Showing posts with label natural resources. Show all posts
Showing posts with label natural resources. Show all posts

September 20, 2017

What if?

The descendants of the Vikings figured out a thing or two.

Not so long ago, I, along with lots of good folks and a very impressive coalition,  spent a good bit of time and effort trying to get the state of West Virginia to pass legislation creating a Future Fund. This would have involved setting aside a portion of state severance tax revenue, allowing it to build, and using the interest as a permanent source of wealth for the state.

The bill passed in 2014. Ish. Unfortunately, it was sabotaged in the House of Delegates (at a time when Democrats held the majority in both houses) and basically made unworkable for the foreseeable future. Since there, there's been a political earthquake or three and a big dip in coal production and gas prices.

I'm still hopeful that the Future Fund can be made workable at some point. And I can't help thinking about how different West Virginia would have been today if one had been set up years ago.

Case in point: Norway. When that country experienced an oil boom, those socialistic Vikings were smart enough to set aside a portion of their revenue for pensions and public expenses. Apparently they were smart enough to figure out that this stuff you take out of the ground doesn't grow back (at least for several million years).

Today, that fund is worth $1 trillion. Yes, that would be the number with 12 zeros. It's worth about $190,000 for each resident of Norway.
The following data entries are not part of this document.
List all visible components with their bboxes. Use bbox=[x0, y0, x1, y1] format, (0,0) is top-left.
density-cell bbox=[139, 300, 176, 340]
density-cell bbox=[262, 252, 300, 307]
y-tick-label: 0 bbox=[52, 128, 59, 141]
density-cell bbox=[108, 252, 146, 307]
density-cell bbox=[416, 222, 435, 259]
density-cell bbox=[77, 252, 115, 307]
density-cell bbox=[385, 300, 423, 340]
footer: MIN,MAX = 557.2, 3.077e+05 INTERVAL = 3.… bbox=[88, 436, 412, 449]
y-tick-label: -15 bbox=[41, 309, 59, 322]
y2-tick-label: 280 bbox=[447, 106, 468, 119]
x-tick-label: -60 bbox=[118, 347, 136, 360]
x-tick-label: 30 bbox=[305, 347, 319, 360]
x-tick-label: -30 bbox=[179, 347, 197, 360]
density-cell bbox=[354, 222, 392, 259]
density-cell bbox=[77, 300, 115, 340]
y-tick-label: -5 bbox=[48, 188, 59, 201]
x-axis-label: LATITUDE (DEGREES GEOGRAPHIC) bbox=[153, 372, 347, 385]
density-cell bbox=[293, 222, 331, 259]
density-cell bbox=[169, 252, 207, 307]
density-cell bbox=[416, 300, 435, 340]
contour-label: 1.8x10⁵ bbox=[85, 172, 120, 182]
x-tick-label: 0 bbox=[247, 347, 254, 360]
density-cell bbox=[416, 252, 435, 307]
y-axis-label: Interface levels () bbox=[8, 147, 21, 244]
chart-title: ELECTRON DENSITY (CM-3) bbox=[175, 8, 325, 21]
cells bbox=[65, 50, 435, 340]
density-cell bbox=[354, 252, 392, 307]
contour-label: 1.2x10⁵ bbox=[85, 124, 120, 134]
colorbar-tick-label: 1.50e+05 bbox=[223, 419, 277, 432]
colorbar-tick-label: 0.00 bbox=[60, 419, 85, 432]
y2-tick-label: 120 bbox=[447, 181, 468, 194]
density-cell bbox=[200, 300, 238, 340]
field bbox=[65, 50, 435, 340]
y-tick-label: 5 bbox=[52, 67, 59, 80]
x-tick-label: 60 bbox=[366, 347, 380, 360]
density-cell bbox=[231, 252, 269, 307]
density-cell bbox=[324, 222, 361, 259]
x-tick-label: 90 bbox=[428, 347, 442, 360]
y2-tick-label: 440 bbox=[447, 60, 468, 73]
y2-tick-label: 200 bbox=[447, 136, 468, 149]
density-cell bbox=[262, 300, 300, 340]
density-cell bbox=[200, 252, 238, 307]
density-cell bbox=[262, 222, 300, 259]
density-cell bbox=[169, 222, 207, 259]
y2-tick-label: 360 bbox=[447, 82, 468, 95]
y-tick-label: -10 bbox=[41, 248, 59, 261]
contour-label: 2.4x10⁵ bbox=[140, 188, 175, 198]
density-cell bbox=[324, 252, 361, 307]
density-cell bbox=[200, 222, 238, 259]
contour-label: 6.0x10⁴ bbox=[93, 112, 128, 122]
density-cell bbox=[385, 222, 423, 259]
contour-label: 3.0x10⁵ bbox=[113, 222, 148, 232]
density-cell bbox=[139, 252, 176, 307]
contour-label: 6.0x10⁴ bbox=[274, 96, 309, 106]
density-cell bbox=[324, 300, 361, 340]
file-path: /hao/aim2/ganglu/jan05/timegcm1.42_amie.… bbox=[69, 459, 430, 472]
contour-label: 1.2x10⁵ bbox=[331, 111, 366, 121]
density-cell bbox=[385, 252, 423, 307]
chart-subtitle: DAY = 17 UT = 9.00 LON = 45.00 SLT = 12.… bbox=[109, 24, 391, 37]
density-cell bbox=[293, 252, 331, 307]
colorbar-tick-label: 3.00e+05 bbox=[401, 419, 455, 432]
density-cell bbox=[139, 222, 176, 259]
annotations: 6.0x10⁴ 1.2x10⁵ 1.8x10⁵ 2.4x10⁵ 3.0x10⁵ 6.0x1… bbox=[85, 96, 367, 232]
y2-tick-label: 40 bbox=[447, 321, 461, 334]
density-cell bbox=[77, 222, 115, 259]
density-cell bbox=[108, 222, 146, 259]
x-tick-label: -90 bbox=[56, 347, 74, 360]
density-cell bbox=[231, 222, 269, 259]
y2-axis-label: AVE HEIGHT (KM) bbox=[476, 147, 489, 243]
I know there's no way WV's version would  have been anywhere near that even if we started decades ago. But we would have been in better shape than we are now.


May 01, 2012

Not much room in the inn

I am by no means the brightest crayon in the box--and if I ever come close to forgetting that, the Spousal Unit is usually right there to remind me. Another case in point occurred on an otherwise glorious road trip from one corner of WV to another to try to drum up support for creating a Future Fund for our state from taxes on natural resources.

The first stop on the journey was to the beautiful and blessed counties in the southeast, Greenbrier and Summers. Then back through Charleston, up through Parkersburg and along the mighty Ohio River to New Martinsville in Wetzel County.

I didn't bother to try to reserve a room, considering it to be a truth universally acknowledged that aside from graduation, homecoming, major football games and other high holy days of obligation, there is never a need to reserve a room in advance in any West Virginia town.

Fool that I was. I had forgotten that Wetzel County is ground zero for Marcellus Shale natural gas drilling. As in Fracks-R-Us. I hit town around 9 at night and every motel I could find was full--and the parking lots were full of trucks with out of state plates.

One of the sore points of the Marcellus boom is that most of the drilling and pipeline jobs go to people from out of state, who incidentally need a place to stay. I saw plates from Oklahoma, Kansas, Michigan, Texas and pretty much anywhere but here.

(I was driving a rental with NY plates, so I don't have a whole lot of room to talk on that point).

It started to look like I'd either have to go up to Wheeling or down to Parkersburg to crash when I decided to try one last place and got the last room available.

The most interesting part was a conversation with the hostess. She said they were full most every night, at least from Sunday to Thursday, with gas workers from all over. I asked whether they were a rowdy bunch and she said no. Most days they are up and out by 5 or 6 and sometimes don't get back till after dark. By 9, she said, it was pretty quiet. Duly noted.

I spent the next day seeing what gasland really looks like. Short answer: not terribly pretty. I'll hold off till I can upload some pictures but here's the punchline: we've seen lots of coal, oil and gas booms and busts in this state. More busts then booms, no anatomical reference intended. We need to do something different this time around to ensure that WV profits more from its natural wealth in the 21st century than it did in the 20th.


January 31, 2012

An idea for the future

The WV Center on Budget and Policy has been making noise for a while now about how our state can position itself to benefit for the long haul from extractive industries by creating a permanent mineral tax trust fund.

The basic idea is pretty simple, although it could be done in many different ways: set aside a portion of severance taxes for the fund, allow it to build over time and use the interest to fund vital projects. Several states, mostly out west, have already done this and are reaping the benefits.

As a new report from the Center on the subject argues,

Without a permanent fund, the economic benefit from the natural resource extraction will decline along with the natural resources themselves.

A bill to do something like that has been introduced in the state senate, where it was sponsored by senate president Jeff Kessler. Here's hoping the bill makes it. Forward thinking like this is long overdue in West Virginia.

As I've said before in an op-ed for the Gazette, if WV had done something like this decades ago with coal, the southern part of the state might look like Shangri-la by now.